Below is a secure example of retrieving a document by ID in a Gin handler. The document ID is validated against a strict pattern before being used to construct a Firestore reference.
//go
import (
"context"
"fmt"
"regexp"
"net/http"
"github.com/gin-gonic/gin"
firestore "cloud.google.com/go/firestore"
)
func GetDocument(c *gin.Context) {
client, _ := firestore.NewClient(c.Request.Context(), <your-project>)
defer client.Close()
docID := c.Param("doc_id")
// Whitelist validation: allow only alphanumeric and hyphens, 1–64 chars
matched, _ := regexp.MatchString(`^[a-zA-Z0-9-]{1,64}$`, docID)
if !matched {
c.JSON(http.StatusBadRequest, gin.H{"error": "invalid document ID"})
return
}
docRef := client.Collection("items").Doc(docID)
snapshot, err := docRef.Get(c.Request.Context())
if err != nil {
c.JSON(http.StatusInternalServerError, gin.H{"error": "failed to retrieve document"})
return
}
if !snapshot.Exists() {
c.JSON(http.StatusNotFound, gin.H{"error": "document not found"})
return
}
c.JSON(http.StatusOK, snapshot.Data())
}
When querying documents based on user input, avoid dynamic field names and use explicit field paths. If you must filter by a user-supplied key, validate it against a known set of allowed keys.
//go
allowedFields := map[string]bool{
"status": true,
"category": true,
"created_at": true,
}
field := c.Query("field")
if !allowedFields[field] {
c.JSON(http.StatusBadRequest, gin.H{"error": "invalid query field"})
return
}
iter := client.Collection("logs").Where(field, "==", c.Query("value")).Documents(c.Request.Context())
defer iter.Stop()
for {
doc, err := iter.Next()
if err != nil {
break
}
c.JSON(http.StatusOK, doc.Data())
break
}
For document paths that include user input, enforce strict naming conventions and avoid using raw input as part of collection or document hierarchies. If subcollections are required, scope them tightly and validate each segment.
//go
userID := c.Param("user_id")
if matched, _ := regexp.MatchString(`^user_[0-9]+$`, userID); !matched {
c.JSON(http.StatusBadRequest, gin.H{"error": "invalid user ID"})
return
}
ref := client.Collection("users").Doc(userID).Collection("orders").Doc("summary")
snapshot, err := ref.Get(c.Request.Context())

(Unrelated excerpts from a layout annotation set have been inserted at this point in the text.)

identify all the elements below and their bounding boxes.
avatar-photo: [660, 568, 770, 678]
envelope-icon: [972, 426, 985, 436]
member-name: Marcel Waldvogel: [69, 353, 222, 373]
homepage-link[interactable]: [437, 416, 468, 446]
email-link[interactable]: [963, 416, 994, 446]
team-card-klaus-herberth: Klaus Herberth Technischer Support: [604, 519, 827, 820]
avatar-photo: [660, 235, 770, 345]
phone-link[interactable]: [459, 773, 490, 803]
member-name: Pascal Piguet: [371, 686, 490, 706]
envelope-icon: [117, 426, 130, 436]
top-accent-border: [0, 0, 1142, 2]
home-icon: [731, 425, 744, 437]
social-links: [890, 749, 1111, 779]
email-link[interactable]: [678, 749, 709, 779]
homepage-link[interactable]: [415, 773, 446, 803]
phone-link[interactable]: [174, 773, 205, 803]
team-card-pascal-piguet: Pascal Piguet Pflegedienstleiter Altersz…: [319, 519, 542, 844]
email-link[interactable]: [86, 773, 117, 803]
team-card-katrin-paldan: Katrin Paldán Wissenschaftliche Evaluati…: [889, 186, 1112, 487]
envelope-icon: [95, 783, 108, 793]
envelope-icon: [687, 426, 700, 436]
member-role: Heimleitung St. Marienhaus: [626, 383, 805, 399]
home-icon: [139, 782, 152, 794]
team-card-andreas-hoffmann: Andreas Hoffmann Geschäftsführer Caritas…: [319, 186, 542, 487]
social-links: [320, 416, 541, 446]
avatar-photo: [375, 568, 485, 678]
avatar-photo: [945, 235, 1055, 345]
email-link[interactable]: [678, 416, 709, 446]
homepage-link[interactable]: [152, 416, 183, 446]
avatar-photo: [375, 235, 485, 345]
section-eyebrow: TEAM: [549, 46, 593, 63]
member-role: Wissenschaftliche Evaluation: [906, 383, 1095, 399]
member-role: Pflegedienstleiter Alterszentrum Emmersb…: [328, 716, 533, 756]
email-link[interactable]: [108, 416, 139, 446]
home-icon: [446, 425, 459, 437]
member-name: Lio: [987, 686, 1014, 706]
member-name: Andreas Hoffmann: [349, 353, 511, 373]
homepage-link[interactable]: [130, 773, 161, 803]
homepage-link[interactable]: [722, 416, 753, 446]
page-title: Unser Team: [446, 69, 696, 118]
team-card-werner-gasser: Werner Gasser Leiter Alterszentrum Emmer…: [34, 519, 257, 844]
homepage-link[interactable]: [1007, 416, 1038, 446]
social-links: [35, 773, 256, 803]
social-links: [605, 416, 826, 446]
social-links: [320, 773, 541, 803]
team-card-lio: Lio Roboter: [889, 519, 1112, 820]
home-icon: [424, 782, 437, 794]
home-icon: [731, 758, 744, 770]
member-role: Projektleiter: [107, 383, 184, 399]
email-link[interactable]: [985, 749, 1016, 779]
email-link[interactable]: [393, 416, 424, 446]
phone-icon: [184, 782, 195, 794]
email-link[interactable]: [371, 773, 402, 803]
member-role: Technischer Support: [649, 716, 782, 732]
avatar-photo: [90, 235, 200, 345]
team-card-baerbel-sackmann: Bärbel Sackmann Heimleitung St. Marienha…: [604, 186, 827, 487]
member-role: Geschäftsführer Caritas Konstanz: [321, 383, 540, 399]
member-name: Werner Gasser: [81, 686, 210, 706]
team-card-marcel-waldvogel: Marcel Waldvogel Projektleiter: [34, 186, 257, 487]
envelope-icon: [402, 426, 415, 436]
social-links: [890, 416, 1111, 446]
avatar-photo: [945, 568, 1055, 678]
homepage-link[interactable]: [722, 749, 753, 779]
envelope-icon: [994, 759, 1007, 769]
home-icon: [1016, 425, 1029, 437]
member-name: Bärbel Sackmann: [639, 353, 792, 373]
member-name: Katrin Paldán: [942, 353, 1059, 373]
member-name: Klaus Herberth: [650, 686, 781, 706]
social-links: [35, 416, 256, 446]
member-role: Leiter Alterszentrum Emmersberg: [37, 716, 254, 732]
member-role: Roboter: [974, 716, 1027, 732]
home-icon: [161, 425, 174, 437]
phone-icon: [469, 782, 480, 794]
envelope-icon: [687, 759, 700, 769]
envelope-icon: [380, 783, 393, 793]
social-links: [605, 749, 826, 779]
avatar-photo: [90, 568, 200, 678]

Firestore security rules should be written with the principle of least privilege. Avoid broad wildcard rules and explicitly allow only required operations on expected paths. Combine this with input validation in Gin to ensure that even if rules are misconfigured, the application layer still restricts dangerous operations.
middleBrick can help identify endpoints where Firestore queries depend on unchecked parameters by running its unauthenticated scan. The resulting findings highlight input validation and property authorization issues with severity ratings and remediation steps, enabling developers to apply the above patterns where needed.